Drug Safety Data and HEOR Driving Clinical Trial Costs and Time
The healthcare marketplace has seen seismic shifts over the past five years. Austerity measures have strained the reimbursement climate in many EU countries and driven government payers to scrutinize every new drug as never before. Healthcare reform in the United States has the potential to add coverage for 30 million uninsured Americans. As a result, pharmaceutical companies are working even harder to gain favorable formulary placement with private payers.
While there are regional differences in the global healthcare market, one thing is universal: regulators and payers want more data. And with the stakes raised, the value of that data has never been higher. Regulatory approval is no longer the finish line for a new drug. Clinical development teams must arm their commercial organizations and market access teams with the most useful data possible. That means building rigorous safety, efficacy and even health economic endpoints into early-stage trial protocols.
Rising clinical trial budgets are not solely the byproduct of elevated healthcare costs. Many market forces are working to change the way trials are designed and executed. Chief among these clinical cost drivers is the demand for more data to satisfy regulators and payers alike. The growing hunger for clinical data has manifested itself in two key areas: drug safety data and health economic and outcomes research (HEOR). This demand for more and different forms of data has become a requirement of regulators and payers worldwide.

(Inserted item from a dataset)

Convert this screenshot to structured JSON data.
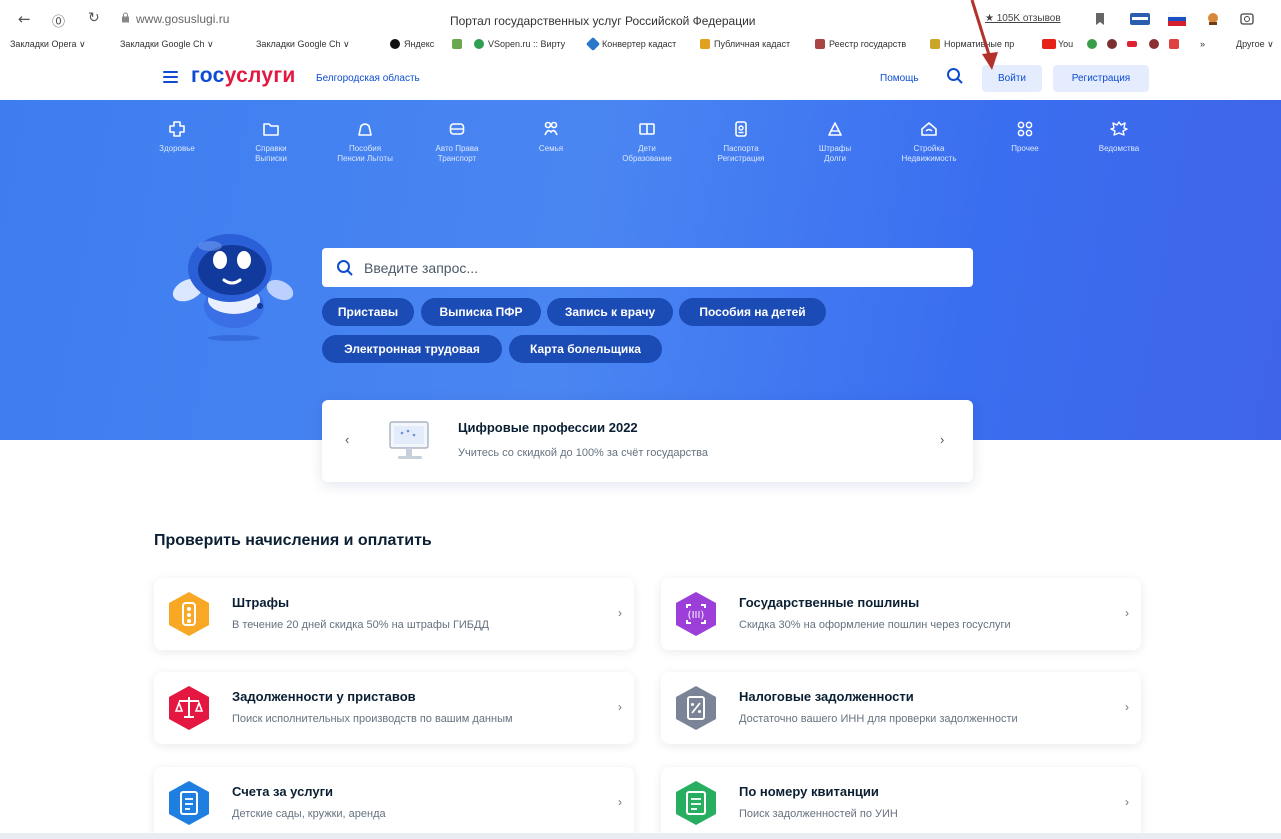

The definition of the perfect drug is changing, and that definition is no longer being shaped by drug-makers alone. Institutions that govern market access are gaining more power and influence over drug approval and reimbursement status. Producing the most efficacious drug would be great, but if the benefit-risk profile or the health economic prospects of the drug are weak, then it might not be good enough.
As expected, generating more clinical data per trial comes with a high price tag. Clinical executives surveyed for a recent Cutting Edge Information study report an average Phase IIIa trial topping $30 million in trial operations cost, according to Figure 1. Patient enrollment targets are a real cost driver for a trial’s total cost and the main reason that the average Phase III trial costs six times more than the average Phase II trial. But trial managers are also lifting patient enrollment for another reason: to comply with more rigorous data requirements.
Figure 1: Average Total Cost of Clinical Trials by Phase for all Therapeutic Areas
In theory, adding more patients to the protocol is an easy way to gain more definitive answers. Clinical teams use Phase IIIb to continue searching for clinical significance. It is not uncommon for Phase IIIb trials to attempt to recruit more patients than Phase IIIa . Data from this benchmarking study indicate that the average Phase IIIb trial enrolled 868 patients versus the average Phase IIIa trial at 795 patients — almost four times the patient recruitment totals of the average Phase II trial (238 patients).
The quest for more patients is most often accompanied by trial delays. Analyzing clinical managers planned trial duration versus actual trial duration shows that the average mid- to late-stage trial runs over by approximately 25%. Clinical managers surveyed repeatedly reported that the longest delays occur during the patient recruitment stage — specifically the period from 50% enrollment to last patient in (LPI).
Trial delays, no matter the cause, are very costly. The drive for more patient data may lead to unintended consequences. Even when patient recruitment gets off to a strong start, high enrollment targets make finding the final 50% of patients more challenging.